Это, конечно, не ответ. Сколько времени стоило добиться разрешения иметь ребенка, в скольких пришлось выстоять очередях, в ту пору, конечно, не таких многолюдных, как сейчас, но все равно долгих. Джил двенадцать лет. А я помню ее малышкой трех-четырех лет; поджав губы, она складывает узоры из полосок цветной бумаги. В детском дневном пункте столпотворение, беснуются сотни детишек, и она всего-навсего песчинка в этом ребячьем смерче, но, сидя на полу по-турецки, она выкладывает свой узор вдумчиво и спокойно. Многолюдность вроде бы и не стесняет поколение моей дочери. Естественная среда. Она и видит и слышит иначе, чем я. Ее способности восприятия недоступны мне. В шесть лет она мне сказала: «Когда Джереми хлопает в ладоши, одна ладонь у него хлопает громче другой». И поскольку ее сформировало время еще более вязкое и зыбкое, чем мое, мы никогда не поймем друг друга. Я ее обожаю, но от беды уберечь не смогу. Когда же просвещать меня берется она, я либо отказываюсь умнеть, либо пропускаю ее слова мимо ушей. Поздно мне учиться новым штукам.

– Какая она?

– Похожа на меня.

Заявка на бессмертие.

– Мне это ничего не говорит. Я же не вижу вашего лица.

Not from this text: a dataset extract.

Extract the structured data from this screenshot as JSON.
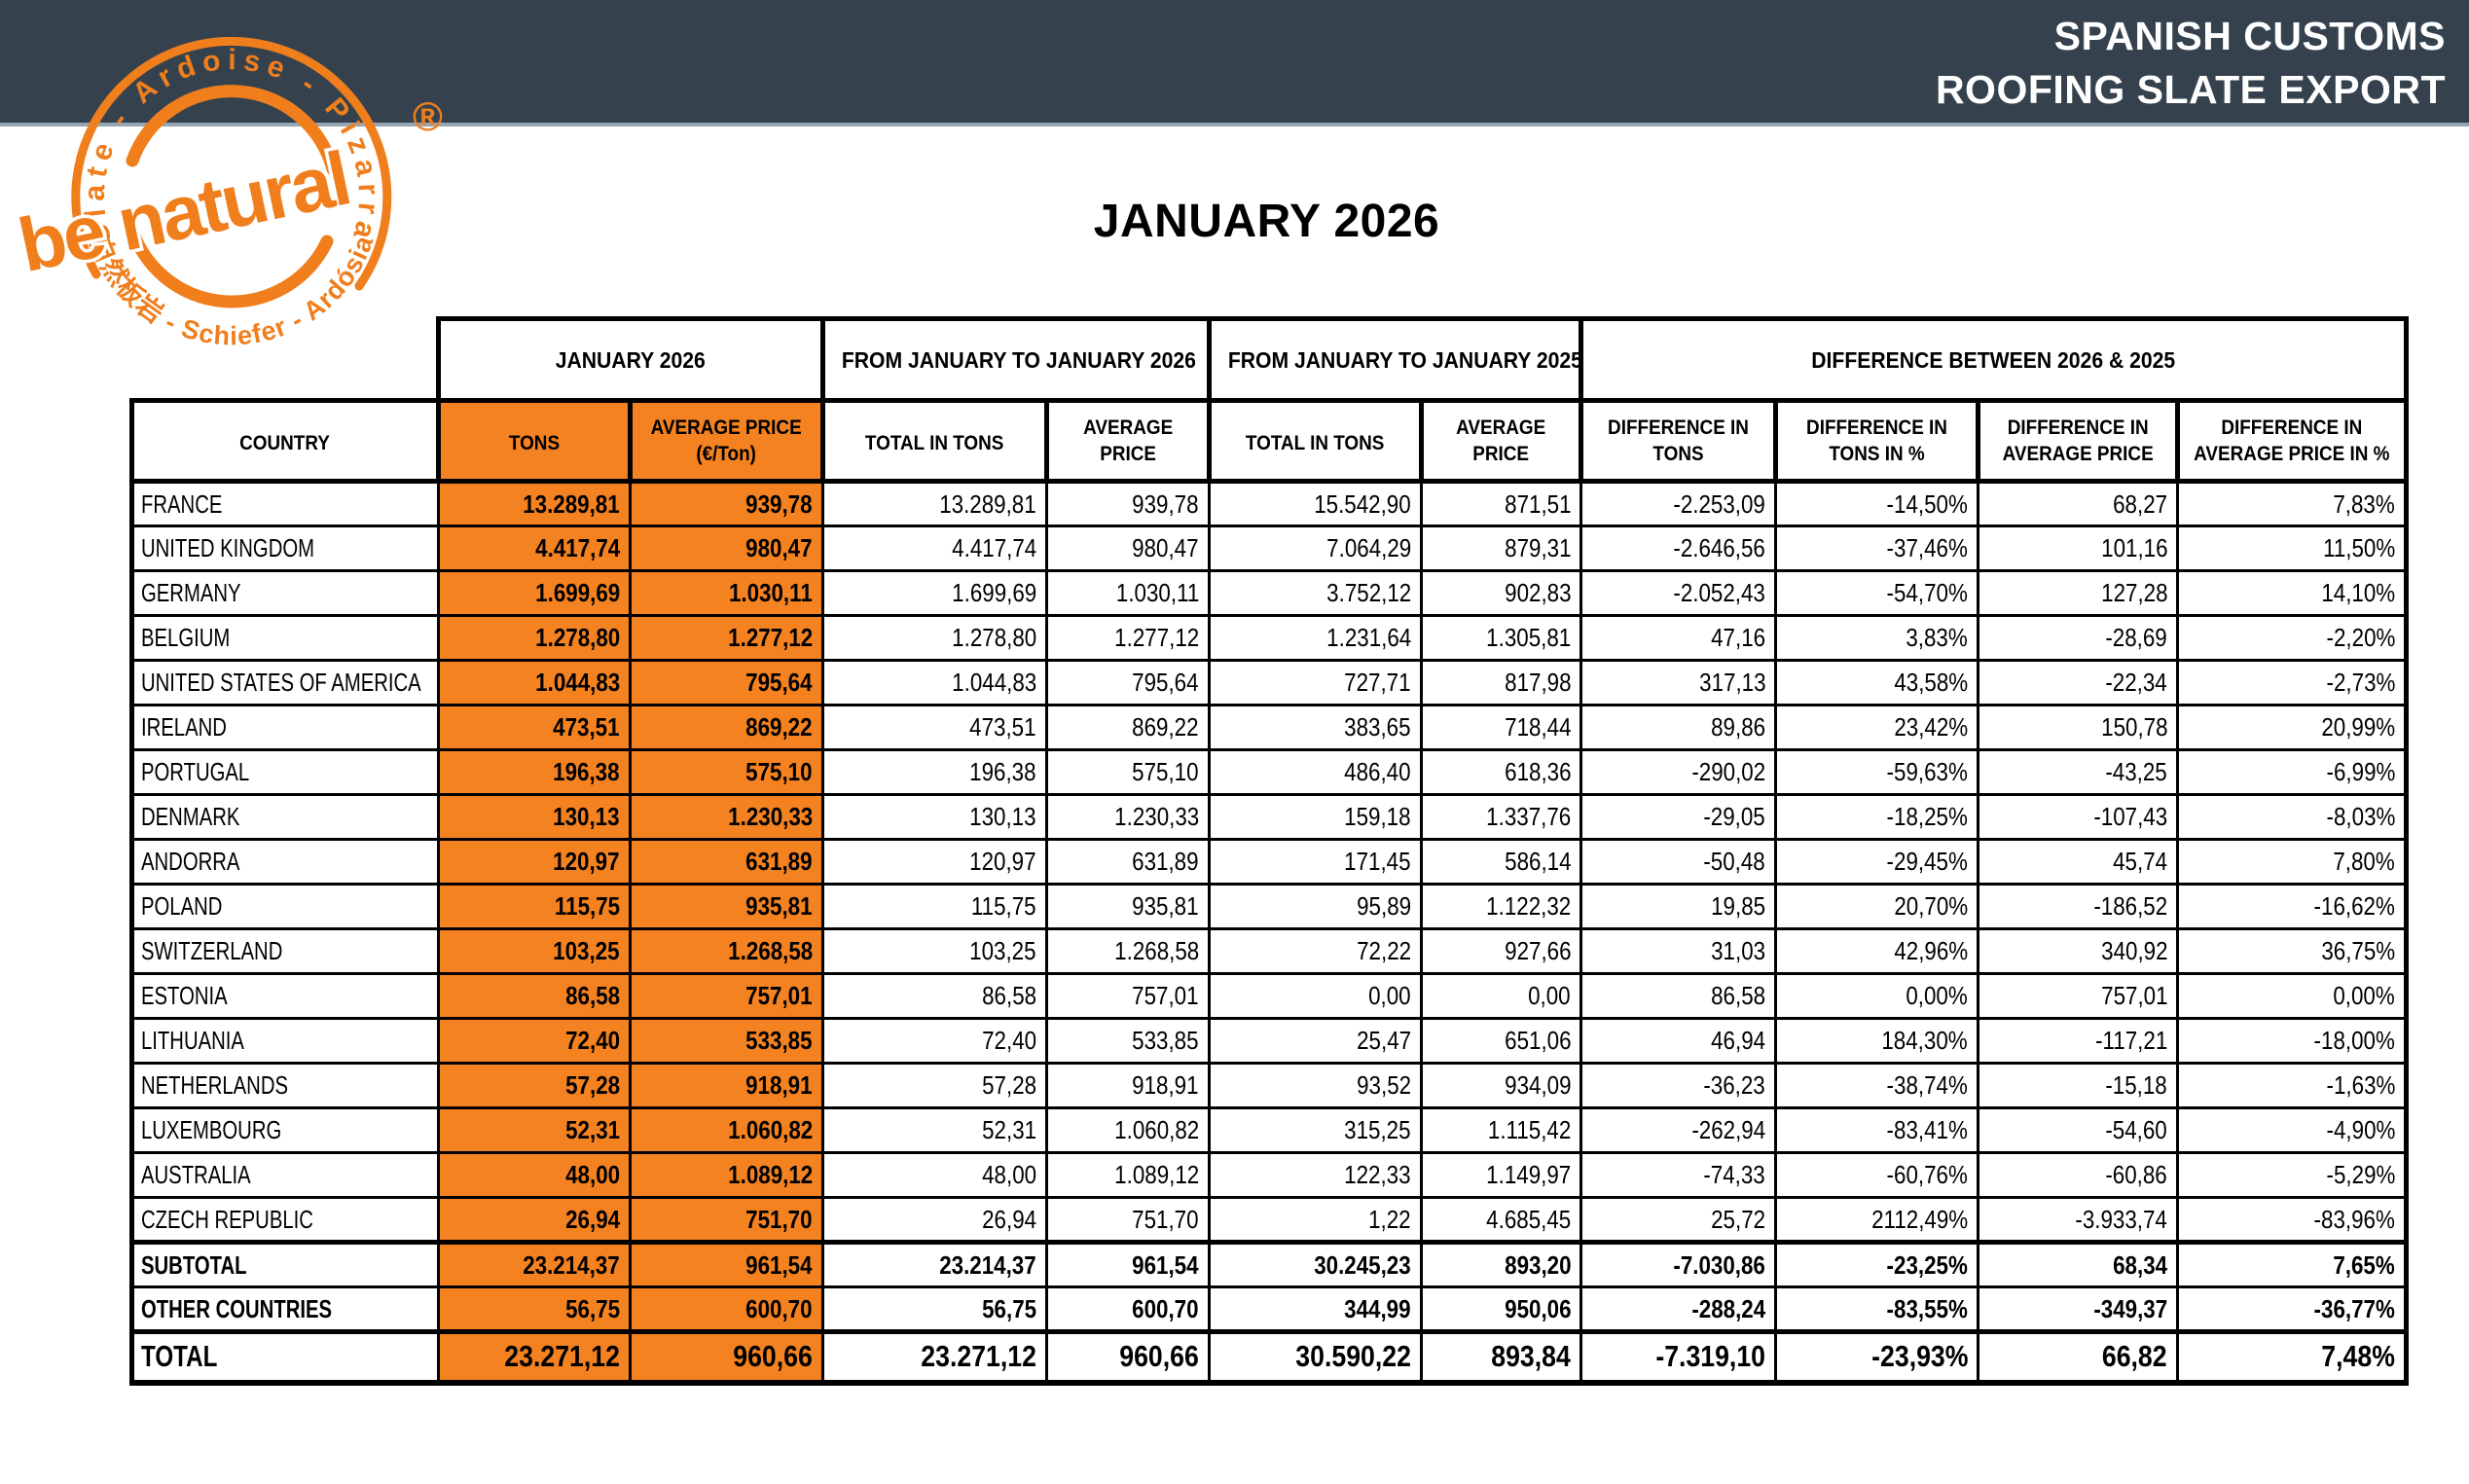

Что верно, то верно. Нас еще затемно так прижали друг к другу, что у девушки не было возможности как следует обернуться и разглядеть меня. Такое положение меня не устраивает. Я притиснут к ней сзади, но не может же она по этому судить, какой я человек; разве что по голосу составит хоть какое-то представление обо мне. Правда, я тоже не знаю, широкое у нее лицо или узкое, но я кое-что вижу: курчавящийся пушок на шее, кожу с небесным отливом, припухлость на левой стороне лица, где она прячет свою смешинку. Те три четверти, что я вижу сзади, обещают покладистый характер – мускулы не напряжены, жилы не надуты. Ее тело так близко, я вижу ее щеку, шею – она реальность, и мне легче определить, какая она.

Она чуткая, я вспоминаю, как она потянулась ко мне затылком, когда непонятно и неожиданно взгрустнула, а я что-то сочувственное промямлил. Но откуда у нее взяться чувству ко мне (я говорю о взаимности), если она меня не видит и не может довериться своему впечатлению?

– А каким я вам представляюсь?

– М-м… В вас шесть футов два дюйма росту.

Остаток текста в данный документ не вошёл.